Kennedy: New Easy-Bake oven breaks gender barrier

Hooray for Hasbro!

The toy company announced last week that it will soon make its popular Easy-Bake oven in boy-friendly colors, blue and silver.

The announcement came in response to a complaint from a New Jersey girl who wanted to buy an Easy-Bake oven for her 4-year-old brother, but found the company's standard purple and pink models way too girlie.

I'm with you, sister.

My little sister, who is four years younger than me, had an Easy-Bake oven in the 1960s. I still remember the sugary smell of white cake baking under an incandescent light bulb. Because of the Boy Code in place at the time, I could never have asked for one for myself.

My dad, a former Army master sergeant, taught me how to cook. Every time we prepared a meal together, he would remind me (putting extra bass in his voice): "You know son, the best chefs in the world are men."

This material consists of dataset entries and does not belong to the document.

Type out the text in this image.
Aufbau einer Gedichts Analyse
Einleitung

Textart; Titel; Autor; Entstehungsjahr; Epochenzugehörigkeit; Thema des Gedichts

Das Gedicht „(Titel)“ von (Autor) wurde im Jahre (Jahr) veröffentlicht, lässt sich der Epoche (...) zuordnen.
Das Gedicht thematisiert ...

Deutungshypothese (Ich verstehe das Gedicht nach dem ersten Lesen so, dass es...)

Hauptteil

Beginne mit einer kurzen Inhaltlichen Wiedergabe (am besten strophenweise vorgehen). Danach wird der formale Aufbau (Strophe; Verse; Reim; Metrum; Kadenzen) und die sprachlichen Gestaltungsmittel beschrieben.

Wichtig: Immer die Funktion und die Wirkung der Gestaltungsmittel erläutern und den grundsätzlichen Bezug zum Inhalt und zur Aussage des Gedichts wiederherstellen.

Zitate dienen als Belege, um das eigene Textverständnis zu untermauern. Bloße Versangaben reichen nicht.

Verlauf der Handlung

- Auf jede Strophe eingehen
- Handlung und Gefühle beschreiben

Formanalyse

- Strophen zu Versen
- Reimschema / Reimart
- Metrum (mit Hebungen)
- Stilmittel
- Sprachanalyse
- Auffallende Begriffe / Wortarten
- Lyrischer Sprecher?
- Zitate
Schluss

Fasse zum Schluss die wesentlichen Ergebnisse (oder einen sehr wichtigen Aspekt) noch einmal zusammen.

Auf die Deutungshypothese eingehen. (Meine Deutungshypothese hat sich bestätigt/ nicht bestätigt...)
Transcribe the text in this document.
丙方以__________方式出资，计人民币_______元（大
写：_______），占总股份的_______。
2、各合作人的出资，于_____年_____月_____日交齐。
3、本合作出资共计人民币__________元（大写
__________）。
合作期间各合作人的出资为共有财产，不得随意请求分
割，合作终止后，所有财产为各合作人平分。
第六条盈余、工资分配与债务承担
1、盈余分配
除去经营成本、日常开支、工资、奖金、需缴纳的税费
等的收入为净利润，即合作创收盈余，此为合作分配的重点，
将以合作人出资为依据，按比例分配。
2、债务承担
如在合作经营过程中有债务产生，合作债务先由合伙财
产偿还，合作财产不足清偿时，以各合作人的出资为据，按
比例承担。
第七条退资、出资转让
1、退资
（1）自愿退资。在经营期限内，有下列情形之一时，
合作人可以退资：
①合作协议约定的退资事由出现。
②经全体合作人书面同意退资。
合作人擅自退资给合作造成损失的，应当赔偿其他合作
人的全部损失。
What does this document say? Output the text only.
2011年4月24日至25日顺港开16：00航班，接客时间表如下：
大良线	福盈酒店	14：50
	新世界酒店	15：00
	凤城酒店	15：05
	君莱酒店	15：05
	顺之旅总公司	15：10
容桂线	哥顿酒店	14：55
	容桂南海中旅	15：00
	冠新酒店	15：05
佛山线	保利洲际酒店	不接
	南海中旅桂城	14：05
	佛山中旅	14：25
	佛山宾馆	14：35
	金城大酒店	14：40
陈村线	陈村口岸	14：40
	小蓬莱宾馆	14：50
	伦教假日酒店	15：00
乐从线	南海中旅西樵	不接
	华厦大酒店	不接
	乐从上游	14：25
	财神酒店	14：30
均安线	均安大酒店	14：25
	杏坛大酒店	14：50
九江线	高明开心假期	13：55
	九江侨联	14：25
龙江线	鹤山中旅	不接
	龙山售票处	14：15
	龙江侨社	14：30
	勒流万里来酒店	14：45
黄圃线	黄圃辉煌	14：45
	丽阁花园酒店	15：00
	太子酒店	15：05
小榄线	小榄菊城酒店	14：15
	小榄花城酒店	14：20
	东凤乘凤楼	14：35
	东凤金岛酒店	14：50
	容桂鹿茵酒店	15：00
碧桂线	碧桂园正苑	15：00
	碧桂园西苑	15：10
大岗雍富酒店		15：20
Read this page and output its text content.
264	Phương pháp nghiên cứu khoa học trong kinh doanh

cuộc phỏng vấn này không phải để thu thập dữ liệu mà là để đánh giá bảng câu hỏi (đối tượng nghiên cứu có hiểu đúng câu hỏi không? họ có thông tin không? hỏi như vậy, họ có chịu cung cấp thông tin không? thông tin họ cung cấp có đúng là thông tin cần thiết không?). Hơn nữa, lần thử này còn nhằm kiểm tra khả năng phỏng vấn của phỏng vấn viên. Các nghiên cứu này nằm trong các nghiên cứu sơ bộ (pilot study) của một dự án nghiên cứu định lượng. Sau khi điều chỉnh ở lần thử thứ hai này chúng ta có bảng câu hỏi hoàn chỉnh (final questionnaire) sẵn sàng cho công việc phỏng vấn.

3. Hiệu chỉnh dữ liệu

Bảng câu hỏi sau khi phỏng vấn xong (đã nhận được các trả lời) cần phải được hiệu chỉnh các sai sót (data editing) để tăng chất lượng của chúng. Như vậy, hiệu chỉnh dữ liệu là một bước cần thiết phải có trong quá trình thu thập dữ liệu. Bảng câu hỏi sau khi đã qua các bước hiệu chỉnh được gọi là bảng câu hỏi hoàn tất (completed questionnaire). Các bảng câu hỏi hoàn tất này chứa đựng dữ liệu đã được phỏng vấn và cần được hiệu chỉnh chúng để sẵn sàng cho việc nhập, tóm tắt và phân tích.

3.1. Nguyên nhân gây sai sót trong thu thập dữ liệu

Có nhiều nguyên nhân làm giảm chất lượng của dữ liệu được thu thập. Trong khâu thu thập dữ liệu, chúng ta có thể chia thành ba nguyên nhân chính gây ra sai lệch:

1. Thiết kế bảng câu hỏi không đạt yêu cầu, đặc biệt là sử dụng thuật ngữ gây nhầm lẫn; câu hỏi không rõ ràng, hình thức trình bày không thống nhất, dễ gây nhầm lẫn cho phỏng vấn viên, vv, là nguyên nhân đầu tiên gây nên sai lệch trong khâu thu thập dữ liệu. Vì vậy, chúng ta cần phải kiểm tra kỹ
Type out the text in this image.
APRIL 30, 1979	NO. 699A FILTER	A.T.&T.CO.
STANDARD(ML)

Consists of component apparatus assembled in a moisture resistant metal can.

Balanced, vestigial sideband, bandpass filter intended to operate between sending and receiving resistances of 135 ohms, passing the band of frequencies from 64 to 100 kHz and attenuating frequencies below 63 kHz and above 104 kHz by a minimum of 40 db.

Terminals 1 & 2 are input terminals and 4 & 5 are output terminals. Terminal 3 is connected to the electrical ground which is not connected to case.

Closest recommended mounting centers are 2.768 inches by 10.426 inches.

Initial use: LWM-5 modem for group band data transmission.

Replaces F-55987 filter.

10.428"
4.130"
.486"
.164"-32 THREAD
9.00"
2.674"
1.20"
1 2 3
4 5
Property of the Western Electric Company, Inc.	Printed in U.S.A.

Stereotypes about male and female roles were so strong back then that he felt the need to issue this disclaimer every time we rattled the pots and pans. Still, I learned enough to cook dinner for our family of four -- and often did -- during my elementary-school years.

If you ask me, nothing is more lame than a grown man who can't follow a basic recipe, or who claims to need a woman for everyday kitchen chores. I was single until age 38, but I never missed a meal and can cook almost anything I want to eat. My specialties are lasagna and hand-battered chicken fingers.

Our youngest son, age 6, seemingly came out of the womb ready to cook.

He loves to watch cooking shows on TV -- "Next Great Baker" is his favorite -- and he spends hours in the kitchen chopping vegetables into molecule-sized bits. Give him a pairing knife and he can turn a pound of broccoli into a pile of green dust.

Some of the cooking shows we watch together involve overstuffed food critics and aspiring chefs who say stupid, stilted things like: "I see sushi as a metaphor for different levels of human existence."

To which, I would add, "I see Spam as an emerging belief system."

My 11-year-old son, meanwhile, doesn't have a clue about cooking. He did a report for school the other day, listing foods that are popular in Norway. Somehow he got meatballs and moose steaks mixed up and reported that Norwegian people have a taste for moose balls. (Thankfully, my wife caught the error before he turned in his report.)

Meanwhile, my younger boy will get a selection of cooking utensils for Christmas: measuring cups, cookie cutters and the like. And he will spend long winter afternoons holed up in the kitchen making imaginary dishes and talking to himself.

I'm glad I live in a world where he isn't considered quirky or different for pursuing his passion.

My dad was right, some of the best cooks in the world are men.

Now imagine how good the next generation of male chefs will be if they all grow up using Easy-Bake ovens. Their cooking is liable to be good enough -- as my people used to say -- to make your tongue slap your brains out.